The counter service operation, though, will serve specialty breads made in smaller batches that will allow the staff of 11 bakers room to experiment. Wade promises more decorative bread work, with fanciful shapes and stenciling. There will also be pastry, and lots of it. PQB has quietly been making croissants and danishes for its wholesale customers for a few years, but now there will be a regular menu of breakfast pastries during the week and decadent creations on the weekend, like caneles and croissants stuffed with hazelnut frangipane and sliced pears or topped with bruleed Swiss meringue and candied lemon peel.

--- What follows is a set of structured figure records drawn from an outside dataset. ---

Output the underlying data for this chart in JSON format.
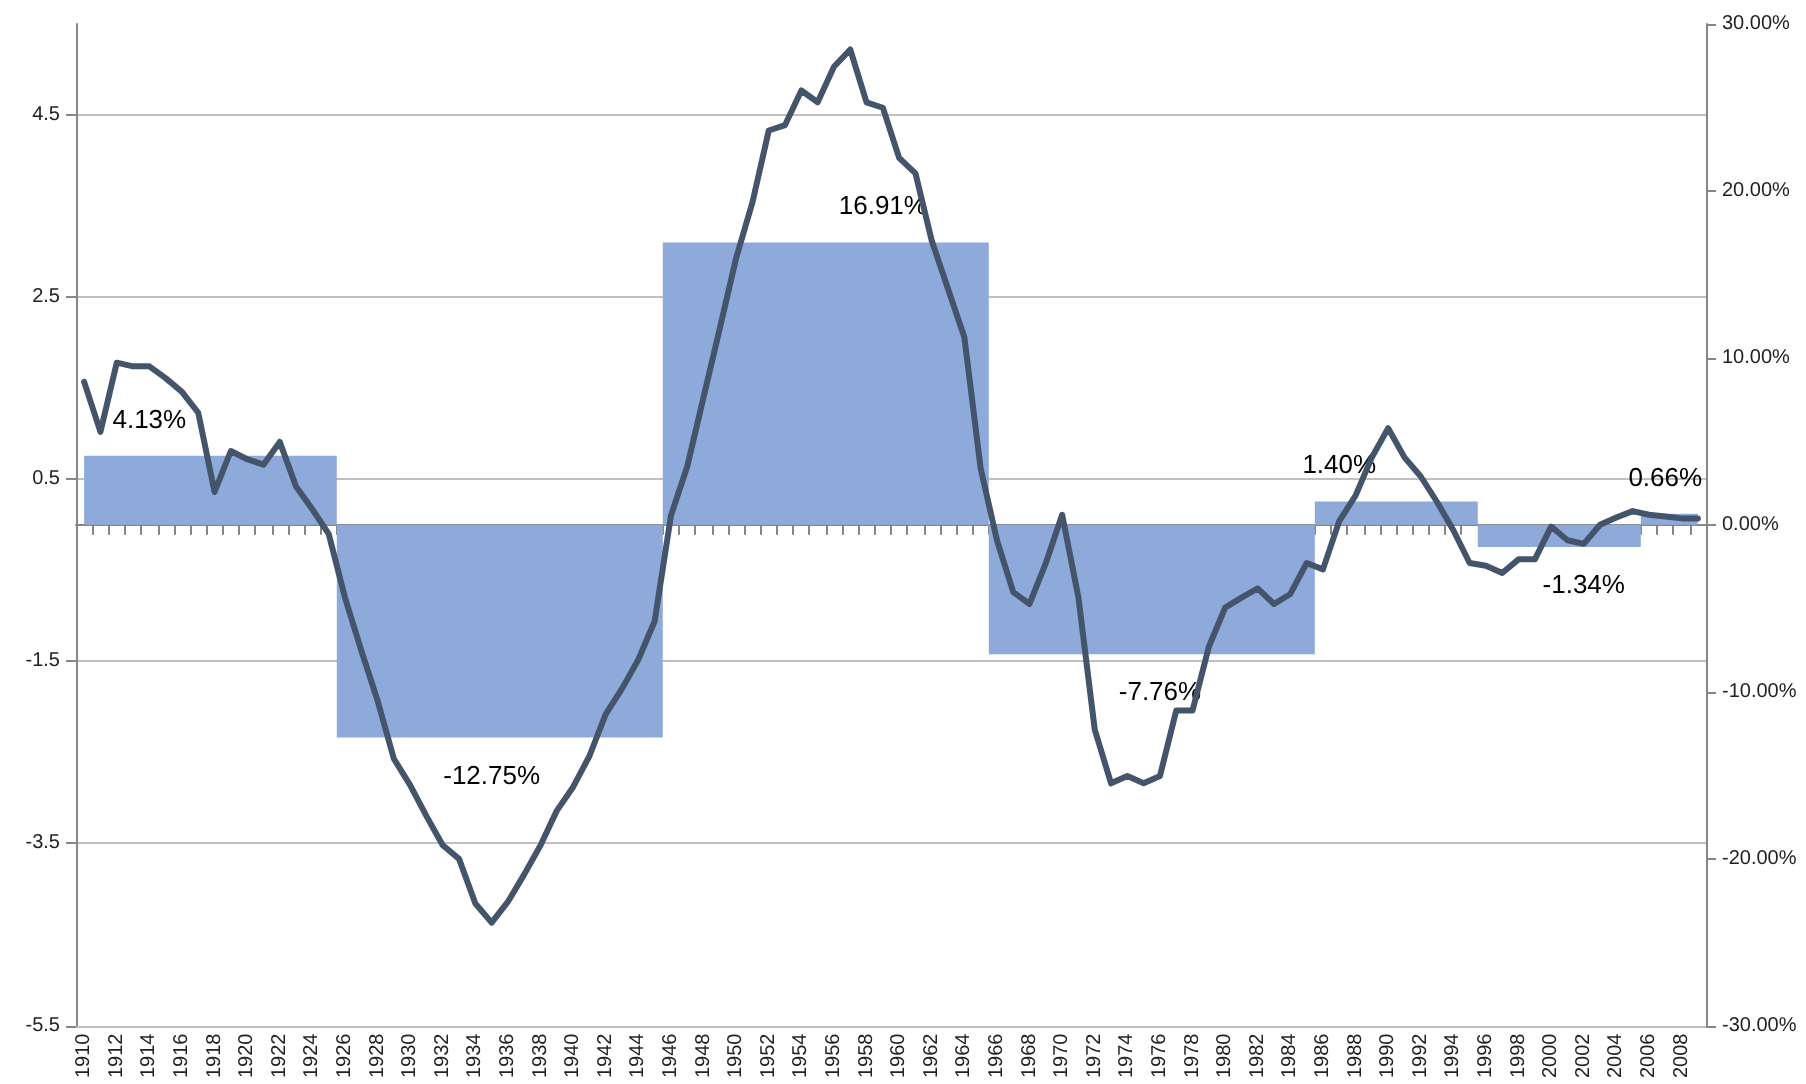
{
  "chart_data": {
    "type": "line",
    "categories": [
      "1910",
      null,
      "1912",
      null,
      "1914",
      null,
      "1916",
      null,
      "1918",
      null,
      "1920",
      null,
      "1922",
      null,
      "1924",
      null,
      "1926",
      null,
      "1928",
      null,
      "1930",
      null,
      "1932",
      null,
      "1934",
      null,
      "1936",
      null,
      "1938",
      null,
      "1940",
      null,
      "1942",
      null,
      "1944",
      null,
      "1946",
      null,
      "1948",
      null,
      "1950",
      null,
      "1952",
      null,
      "1954",
      null,
      "1956",
      null,
      "1958",
      null,
      "1960",
      null,
      "1962",
      null,
      "1964",
      null,
      "1966",
      null,
      "1968",
      null,
      "1970",
      null,
      "1972",
      null,
      "1974",
      null,
      "1976",
      null,
      "1978",
      null,
      "1980",
      null,
      "1982",
      null,
      "1984",
      null,
      "1986",
      null,
      "1988",
      null,
      "1990",
      null,
      "1992",
      null,
      "1994",
      null,
      "1996",
      null,
      "1998",
      null,
      "2000",
      null,
      "2002",
      null,
      "2004",
      null,
      "2006",
      null,
      "2008",
      null
    ],
    "series": [
      {
        "type": "area",
        "axis": "y2",
        "color": "#8eaadb",
        "values": [
          4.13,
          4.13,
          4.13,
          4.13,
          4.13,
          4.13,
          4.13,
          4.13,
          4.13,
          4.13,
          4.13,
          4.13,
          4.13,
          4.13,
          4.13,
          4.13,
          -12.75,
          -12.75,
          -12.75,
          -12.75,
          -12.75,
          -12.75,
          -12.75,
          -12.75,
          -12.75,
          -12.75,
          -12.75,
          -12.75,
          -12.75,
          -12.75,
          -12.75,
          -12.75,
          -12.75,
          -12.75,
          -12.75,
          -12.75,
          16.91,
          16.91,
          16.91,
          16.91,
          16.91,
          16.91,
          16.91,
          16.91,
          16.91,
          16.91,
          16.91,
          16.91,
          16.91,
          16.91,
          16.91,
          16.91,
          16.91,
          16.91,
          16.91,
          16.91,
          -7.76,
          -7.76,
          -7.76,
          -7.76,
          -7.76,
          -7.76,
          -7.76,
          -7.76,
          -7.76,
          -7.76,
          -7.76,
          -7.76,
          -7.76,
          -7.76,
          -7.76,
          -7.76,
          -7.76,
          -7.76,
          -7.76,
          -7.76,
          1.4,
          1.4,
          1.4,
          1.4,
          1.4,
          1.4,
          1.4,
          1.4,
          1.4,
          1.4,
          -1.34,
          -1.34,
          -1.34,
          -1.34,
          -1.34,
          -1.34,
          -1.34,
          -1.34,
          -1.34,
          -1.34,
          0.66,
          0.66,
          0.66,
          0.66
        ],
        "value_labels": [
          null,
          null,
          null,
          null,
          "4.13%",
          null,
          null,
          null,
          null,
          null,
          null,
          null,
          null,
          null,
          null,
          null,
          null,
          null,
          null,
          null,
          null,
          null,
          null,
          null,
          null,
          "-12.75%",
          null,
          null,
          null,
          null,
          null,
          null,
          null,
          null,
          null,
          null,
          null,
          null,
          null,
          null,
          null,
          null,
          null,
          null,
          null,
          null,
          null,
          null,
          null,
          "16.91%",
          null,
          null,
          null,
          null,
          null,
          null,
          null,
          null,
          null,
          null,
          null,
          null,
          null,
          null,
          null,
          null,
          "-7.76%",
          null,
          null,
          null,
          null,
          null,
          null,
          null,
          null,
          null,
          null,
          "1.40%",
          null,
          null,
          null,
          null,
          null,
          null,
          null,
          null,
          null,
          null,
          null,
          null,
          null,
          null,
          "-1.34%",
          null,
          null,
          null,
          null,
          "0.66%",
          null,
          null
        ]
      },
      {
        "color": "#44546a",
        "values": [
          1.57,
          1.02,
          1.78,
          1.74,
          1.74,
          1.61,
          1.46,
          1.23,
          0.36,
          0.81,
          0.72,
          0.66,
          0.91,
          0.42,
          0.17,
          -0.1,
          -0.8,
          -1.38,
          -1.93,
          -2.57,
          -2.86,
          -3.2,
          -3.52,
          -3.67,
          -4.16,
          -4.37,
          -4.14,
          -3.84,
          -3.52,
          -3.14,
          -2.88,
          -2.54,
          -2.08,
          -1.8,
          -1.48,
          -1.06,
          0.1,
          0.64,
          1.4,
          2.16,
          2.93,
          3.54,
          4.33,
          4.39,
          4.77,
          4.64,
          5.03,
          5.22,
          4.64,
          4.58,
          4.03,
          3.86,
          3.12,
          2.59,
          2.06,
          0.62,
          -0.17,
          -0.74,
          -0.87,
          -0.42,
          0.11,
          -0.8,
          -2.25,
          -2.84,
          -2.76,
          -2.84,
          -2.76,
          -2.04,
          -2.04,
          -1.34,
          -0.91,
          -0.8,
          -0.7,
          -0.87,
          -0.76,
          -0.42,
          -0.49,
          0.04,
          0.32,
          0.74,
          1.06,
          0.74,
          0.53,
          0.25,
          -0.06,
          -0.42,
          -0.45,
          -0.53,
          -0.38,
          -0.38,
          -0.02,
          -0.17,
          -0.21,
          0,
          0.08,
          0.15,
          0.11,
          0.09,
          0.07,
          0.07
        ]
      }
    ],
    "ylim": [
      -5.5,
      5.5
    ],
    "yticks": [
      -5.5,
      -3.5,
      -1.5,
      0.5,
      2.5,
      4.5
    ],
    "y2lim": [
      -30,
      30
    ],
    "y2ticks": [
      {
        "value": -30,
        "label": "-30.00%"
      },
      {
        "value": -20,
        "label": "-20.00%"
      },
      {
        "value": -10,
        "label": "-10.00%"
      },
      {
        "value": 0,
        "label": "0.00%"
      },
      {
        "value": 10,
        "label": "10.00%"
      },
      {
        "value": 20,
        "label": "20.00%"
      },
      {
        "value": 30,
        "label": "30.00%"
      }
    ],
    "grid": "y",
    "line_style": "solid"
  }
}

But Wade may be most excited by the sandwiches. Every weekday morning, the bakery will produce trays of Roman pizza crust, which the bakers will cut open and stuff with various combinations of meat (from Publican Quality Meats, naturally), cheese, and preserves. As with Roman pizza, customers will be able to indicate how much sandwich they’d like and they’ll be charged by the pound. There will also be tartines on thick-crust marbled rye toast — perhaps topped with confit garlic, shallots, and pureed mushrooms — and grab-and-go options on croissants, plus salads made with grains and seasonal vegetables.
“I come from a savory background,” says Wade, who won a James Beard award for Outstanding Baker in 2019. “I really fell into bread after doing savory work. This is how I cook almost every night at home.”
The cafe will open sometime this spring, though not in March. “I hate March,” Wade says. “It’s a teaser month.” The bakery, however, is already up and running. There are cooling racks set up in front of the big windows on the western side of the building so that passersby can see and smell the bread. Frequently, Wade says, they ask if there’s anything for sale. As a goodwill gesture, he and his staff have been giving out bread for free and taking down their visitors’ names and email addresses so they can invite them to an opening party.
“It’s a lot of fun,” Wade says. “When you’re wholesale, it’s hard to implement new things because chefs just want to order the same thing they’ve been ordering for the last eight years. And now we have the reward of seeing people excited about what we’re doing.”
Publican Quality Bread, 1759 W. Grand Avenue, Scheduled to open spring 2022.